Here’s where the numbers matter. In 2008, some 70 million people voted for Obama and 60 million for John McCain. Obama won by about 10 million votes. In 2010, about 41 million people voted Democratic and 48 million Republican. The Republicans won by about 7 million votes.

Note: The Republicans didn’t get more votes in 2010 than in 2008. They got 12 million fewer. But they won, because while their 2010 midterm showing was just 80% of their 2008 presidential total, the Democrats’ midterm showing was a dismal 58% of their earlier haul, a drop of 29 million votes.

The Republicans won in 2010 because the Democrats lost more votes than they did. The question is: Where did the Democrats’ votes go?

The usual answer is that independent voters switched from Democratic to Republican, giving the GOP the edge. In fact, there was a shift, but not enough to turn the election. Self-described independents made up about 38% of the electorate in 2010, slightly up from 35% in 2008 (the rise was at Democrats’ expense). Independents favored Obama in 2008 by 54% to 46%; two years later they reversed and went 58%-42% Republican. If you do all the math, you’ll end up with about 4.5 million possible independent votes that switched columns from blue to red. Sobering, but not a game-changer.

Put differently, if Obama won back all the independents next year that he lost in 2010, he still wouldn’t win. He needs to win back the Democrats who stayed home while Republicans were out voting.

Who were they? That’s no big mystery. Black voters constituted about 13% of the 2008 electorate but dropped to 10% of the reduced voter pool in 2010. That doesn’t sound like much, but it means some 8 million votes not cast, nearly all of them Democratic.

Next, young voters, between ages 18 and 29. In 2008 about 51% of them voted, accounting for some 18% of the electorate. Two years later only 24% showed up, making up a scant 12% of voters.
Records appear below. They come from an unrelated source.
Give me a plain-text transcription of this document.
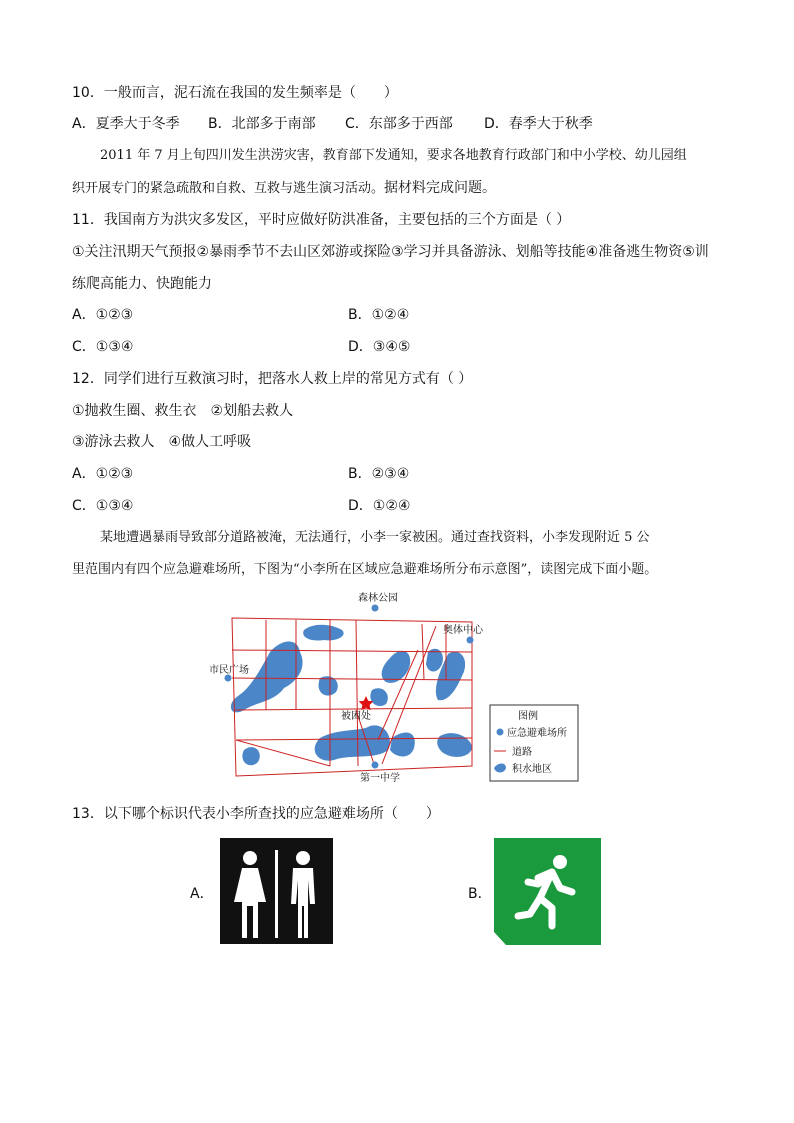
10．一般而言，泥石流在我国的发生频率是（　　）
A．夏季大于冬季 B．北部多于南部 C．东部多于西部 D．春季大于秋季
2011 年 7 月上旬四川发生洪涝灾害，教育部下发通知，要求各地教育行政部门和中小学校、幼儿园组
织开展专门的紧急疏散和自救、互救与逃生演习活动。据材料完成问题。
11．我国南方为洪灾多发区，平时应做好防洪准备，主要包括的三个方面是（ ）
①关注汛期天气预报②暴雨季节不去山区郊游或探险③学习并具备游泳、划船等技能④准备逃生物资⑤训
练爬高能力、快跑能力
A．①②③	B．①②④
C．①③④	D．③④⑤
12．同学们进行互救演习时，把落水人救上岸的常见方式有（ ）
①抛救生圈、救生衣　②划船去救人
③游泳去救人　④做人工呼吸
A．①②③	B．②③④
C．①③④	D．①②④
某地遭遇暴雨导致部分道路被淹，无法通行，小李一家被困。通过查找资料，小李发现附近 5 公
里范围内有四个应急避难场所，下图为“小李所在区域应急避难场所分布示意图”，读图完成下面小题。
森林公园
奥体中心
市民广场
被困处
第一中学
图例
应急避难场所
道路
积水地区
13．以下哪个标识代表小李所查找的应急避难场所（　　）
A．	B．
Even after allowing for a drop in the Democrats’ advantage in this group (from 66% to 55%), you still find that under-30 abstentions cost the Democrats more than 9 million votes. Other Democratic-leaning groups registered smaller drops, but the combined effect was devastating.

The reason so many Republicans turned out, it’s often noted, is that they were angry at Obama. Less obvious, many Democrats were angry, too — at Obama. And those who weren’t angry had lost interest. He’d gotten them to the polls in 2008, many for the first time, because they didn’t like the way the Republicans governed and he promised change. And yet, two years later American troops were still in Iraq and Afghanistan, Guantanamo was still operating and environmental legislation was dead on arrival. All he could show was a complicated health-care plan, compromised to death, and a mysterious “stimulus” that supposedly made unemployment a little less awful.

A big part of his problem, of course, is the Senate Republicans’ abuse of the filibuster. Much of it, though, is his own penchant for leading from the rear and avoiding confrontation.

Whatever the issue, he lets Congress talk it to death, finally stepping in only after everyone is sick of hearing about it. He ends up settling for whatever crumbs and half-measures he can wheedle out of the Republicans. Worst of all, he blames Congress and Washington, as though both parties were equally guilty. If that’s all the Democrats are — quarrelsome and ineffectual — why would anyone bother voting for them?

The big September jobs speech may be his last chance to act like a Democrat. It’ll be interesting to see whether he’s up to it.